Legal and regulatory changes: Changes in laws or regulations might require bylaw adjustments to maintain compliance and avoid legal issues.
Shareholder or board initiatives: Shareholders or board members might propose changes to improve governance, address issues, or refine the company’s direction.
Changes in best practices: As governance best practices evolve, a company might update its bylaws to reflect the latest standards.
Corporations that want to modify their bylaws can follow these steps:
Review bylaws: Review the bylaws, particularly the sections outlining the amendment process, which typically includes who can propose changes and the required approval process.
Propose amendments: The board or a designated committee drafts and presents proposed changes. Clearly outline the specifics of the changes, and try to include a rationale for each modification.
Conduct board review: The board reviews the proposed amendments. This review might involve discussions, consultations with legal advisors, and revisions to ensure the changes are clear, legally sound, and in the best interests of the corporation.
Get shareholder approval: Depending on the bylaws and legal requirements, major amendments might require approval from the shareholders. This is typically done at a shareholder meeting, where the changes are discussed and put to a vote.
Document and implement changes: Once approved, the amendments are formally incorporated into the bylaws. The updated document is then distributed to relevant parties, and the changes are implemented in the company’s governance practices.
Communicate with stakeholders: Inform stakeholders—including shareholders, directors, and senior management—about the updates and how they affect the company’s governance and operations.
Statutory limitations on corporate bylaws
Certain laws determine what a company’s bylaws can and cannot include. These laws are referred to as statutory limitations. Statutory limitations make sure a company’s internal regulations follow the law and protect the rights of shareholders and others involved with the company. They include these mandates:
Compliance with laws and regulations: Corporate bylaws cannot contravene state, federal, or international laws and regulations. For example, bylaws must align with securities laws, employment laws, and anti-discrimination laws.
Shareholder rights: Bylaws cannot infringe upon shareholders’ rights, including voting rights, rights to information, and rights to dividends. Shareholders must have a say in major corporate decisions.
Director and officer duties: Bylaws cannot excuse directors or officers from basic duties and responsibilities such as duties of care and loyalty. Bylaws also cannot allow actions that would be considered a breach of these duties.
Indemnification and liability: Bylaws that include provisions for the indemnification of directors and officers are subject to certain limitations. For example, most jurisdictions don’t allow indemnification for actions that are found to be fraudulent, illegal, or in breach of fiduciary duty.
Amendment procedures: Bylaws can only be amended in compliance with state laws, which typically dictate who can initiate amendments and the required approval processes.
Corporate purpose: Bylaws cannot define corporate purposes that are illegal or contrary to public policy.

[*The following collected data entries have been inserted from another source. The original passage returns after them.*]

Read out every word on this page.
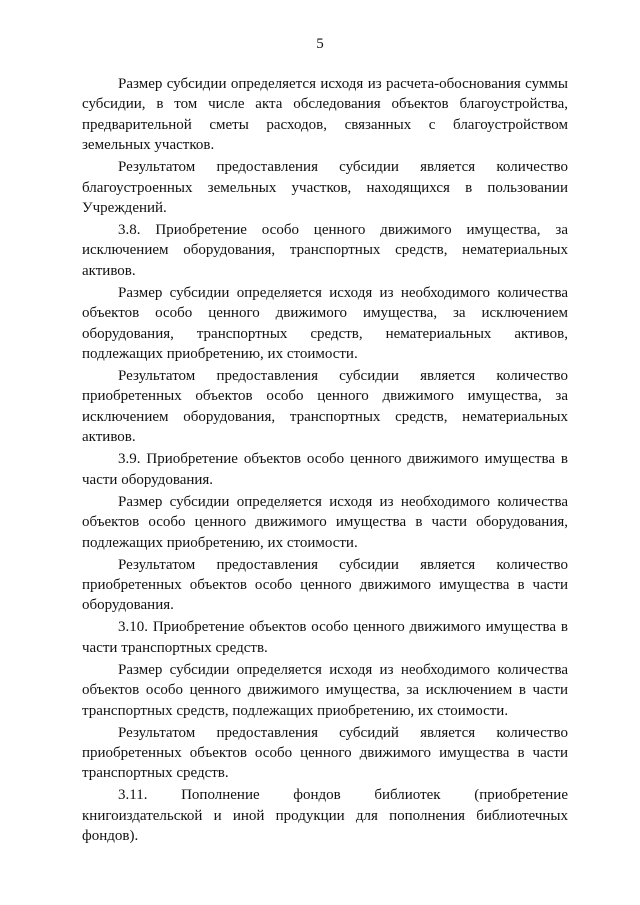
5

Размер субсидии определяется исходя из расчета-обоснования суммы субсидии, в том числе акта обследования объектов благоустройства, предварительной сметы расходов, связанных с благоустройством земельных участков.

Результатом предоставления субсидии является количество благоустроенных земельных участков, находящихся в пользовании Учреждений.

3.8. Приобретение особо ценного движимого имущества, за исключением оборудования, транспортных средств, нематериальных активов.

Размер субсидии определяется исходя из необходимого количества объектов особо ценного движимого имущества, за исключением оборудования, транспортных средств, нематериальных активов, подлежащих приобретению, их стоимости.

Результатом предоставления субсидии является количество приобретенных объектов особо ценного движимого имущества, за исключением оборудования, транспортных средств, нематериальных активов.

3.9. Приобретение объектов особо ценного движимого имущества в части оборудования.

Размер субсидии определяется исходя из необходимого количества объектов особо ценного движимого имущества в части оборудования, подлежащих приобретению, их стоимости.

Результатом предоставления субсидии является количество приобретенных объектов особо ценного движимого имущества в части оборудования.

3.10. Приобретение объектов особо ценного движимого имущества в части транспортных средств.

Размер субсидии определяется исходя из необходимого количества объектов особо ценного движимого имущества, за исключением в части транспортных средств, подлежащих приобретению, их стоимости.

Результатом предоставления субсидий является количество приобретенных объектов особо ценного движимого имущества в части транспортных средств.

3.11. Пополнение фондов библиотек (приобретение книгоиздательской и иной продукции для пополнения библиотечных фондов).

Inspection rights: Bylaws cannot unduly restrict shareholders and directors’ rights to inspect corporate records.
Conflict with articles of incorporation: Bylaws must be consistent with the corporation’s articles of incorporation. If there’s a conflict, the articles typically take precedence.

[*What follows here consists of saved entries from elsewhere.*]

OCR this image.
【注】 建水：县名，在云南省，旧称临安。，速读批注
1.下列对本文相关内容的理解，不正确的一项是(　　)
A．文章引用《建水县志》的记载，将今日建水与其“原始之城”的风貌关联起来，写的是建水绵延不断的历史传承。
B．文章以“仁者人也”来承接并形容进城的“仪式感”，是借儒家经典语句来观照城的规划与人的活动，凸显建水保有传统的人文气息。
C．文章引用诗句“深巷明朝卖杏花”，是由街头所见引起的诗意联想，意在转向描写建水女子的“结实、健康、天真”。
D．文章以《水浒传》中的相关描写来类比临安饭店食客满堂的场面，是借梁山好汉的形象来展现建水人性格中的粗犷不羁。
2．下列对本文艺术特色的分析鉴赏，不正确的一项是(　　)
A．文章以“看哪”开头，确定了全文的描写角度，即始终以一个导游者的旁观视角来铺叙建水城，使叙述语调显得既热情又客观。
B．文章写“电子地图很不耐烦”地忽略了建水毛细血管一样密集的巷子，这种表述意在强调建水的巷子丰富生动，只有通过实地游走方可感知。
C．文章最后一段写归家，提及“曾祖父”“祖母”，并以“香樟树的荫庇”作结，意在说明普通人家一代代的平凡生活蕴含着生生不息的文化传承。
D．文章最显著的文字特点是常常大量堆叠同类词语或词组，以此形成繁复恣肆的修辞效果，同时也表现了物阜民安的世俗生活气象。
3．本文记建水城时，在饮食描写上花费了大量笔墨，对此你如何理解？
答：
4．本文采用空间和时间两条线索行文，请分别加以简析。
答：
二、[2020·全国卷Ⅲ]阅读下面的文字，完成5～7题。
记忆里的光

Governance and voting: Bylaws must respect laws specifying corporate governance structures or voting procedures. These laws might dictate how board members are elected or how shareholder votes are counted.
The content in this article is for general information and education purposes only and should not be construed as legal or tax advice. Stripe does not warrant or guarantee the accuracy, completeness, adequacy, or currency of the information in the article. You should seek the advice of a competent lawyer or accountant licensed to practise in your jurisdiction for advice on your particular situation.